Stop performing interim copying of capturebuf to callerbuf when there
are no update callbacks registered as it is unnecessary.

Time to read portions of the recorded fsck.fat output via
fat16::set_used_sectors() and intermediate copies aren't required:

                     1 MiB     10 MiB   122 MiB
    old code :   0.074 sec   1.41 sec   210 sec [3:30]
    new code :   0.063 sec   0.56 sec     6.57 sec

Bug 777973 - Segmentation fault on bad disk
2017-06-02 11:47:35 -06:00
Mike Fleetwood 8dbbb47ce2 Workaround g_utf8_get_char_validate() bug with embedded NUL bytes (#777973)
If PipeCapture reads a NUL byte in the middle of what is expected to be
a multi-byte UTF-8 character then PipeCapture either returns the
captured characters to the previous update or loops forever depending on
whether the end of the stream is encountered before the read buffer is
full or not.  This is equivalent to saying whether the NUL byte occurs
within the last 512 bytes of the output or not.

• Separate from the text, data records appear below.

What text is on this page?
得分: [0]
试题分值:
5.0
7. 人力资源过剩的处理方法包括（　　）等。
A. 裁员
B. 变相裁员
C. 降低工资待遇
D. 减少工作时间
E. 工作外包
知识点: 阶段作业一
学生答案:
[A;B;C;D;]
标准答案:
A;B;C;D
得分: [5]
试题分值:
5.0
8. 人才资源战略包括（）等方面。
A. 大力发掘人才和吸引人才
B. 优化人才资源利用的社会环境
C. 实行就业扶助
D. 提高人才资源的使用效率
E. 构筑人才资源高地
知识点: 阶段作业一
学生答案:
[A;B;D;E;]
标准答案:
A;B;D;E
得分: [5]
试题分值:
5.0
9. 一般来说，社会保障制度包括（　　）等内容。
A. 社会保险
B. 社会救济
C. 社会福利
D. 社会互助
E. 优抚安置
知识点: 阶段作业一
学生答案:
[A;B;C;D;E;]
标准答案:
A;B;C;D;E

This is caused by a bug in g_utf8_get_char_validated() reporting that a
partial UTF-8 character has been found when the NUL byte is encountered
in the middle of a multi-byte character even though more bytes are
available in the length specified buffer.  g_utf8_get_char_validated()
is always stopping at the NUL byte assuming it is working with a NUL
terminated string.

Workaround this by checking for g_utf8_get_char_validated() claiming a
partial UTF-8 character has been found when in fact there are at least
enough bytes in the read buffer to instead determine that it is really
an invalid UTF-8 character.

Reference:
    Bug 780095 - g_utf8_get_char_validated() stopping at nul byte even
                 for length specified buffers
    https://bugzilla.gnome.org/show_bug.cgi?id=780095

Bug 777973 - Segmentation fault on bad disk
2017-06-02 11:47:35 -06:00
Mike Fleetwood b5b3d199f8 Improve the performance of PipeCapture for large output (#777973)
A user had a very corrupted FAT file system such that fsck.fat produced
122 MiB of output.  GParted has to read this output to get the file
system usage information.  However GParted takes more than 48 hours to
read the 122 MiB of output, while using 100% CPU time and is
unresponsive for the duration.

Modified fsck.fat to output just the first 1 MiB of output and used perf
to capture performance data from GParted reading that output:
    # perf -g -F 1999 -- ./gpartedbin
    # perf report --stdio
      67.84% Glib::ustring::replace      [4.23s]
      17.67% g_utf8_pointer_to_offset    [1.10s]
       8.48% g_utf8_offset_to_pointer    [0.53s]
    [  6.01% (everything else)       ]   [0.38s]
    [100.00% TOTAL                   ]   [6.24s]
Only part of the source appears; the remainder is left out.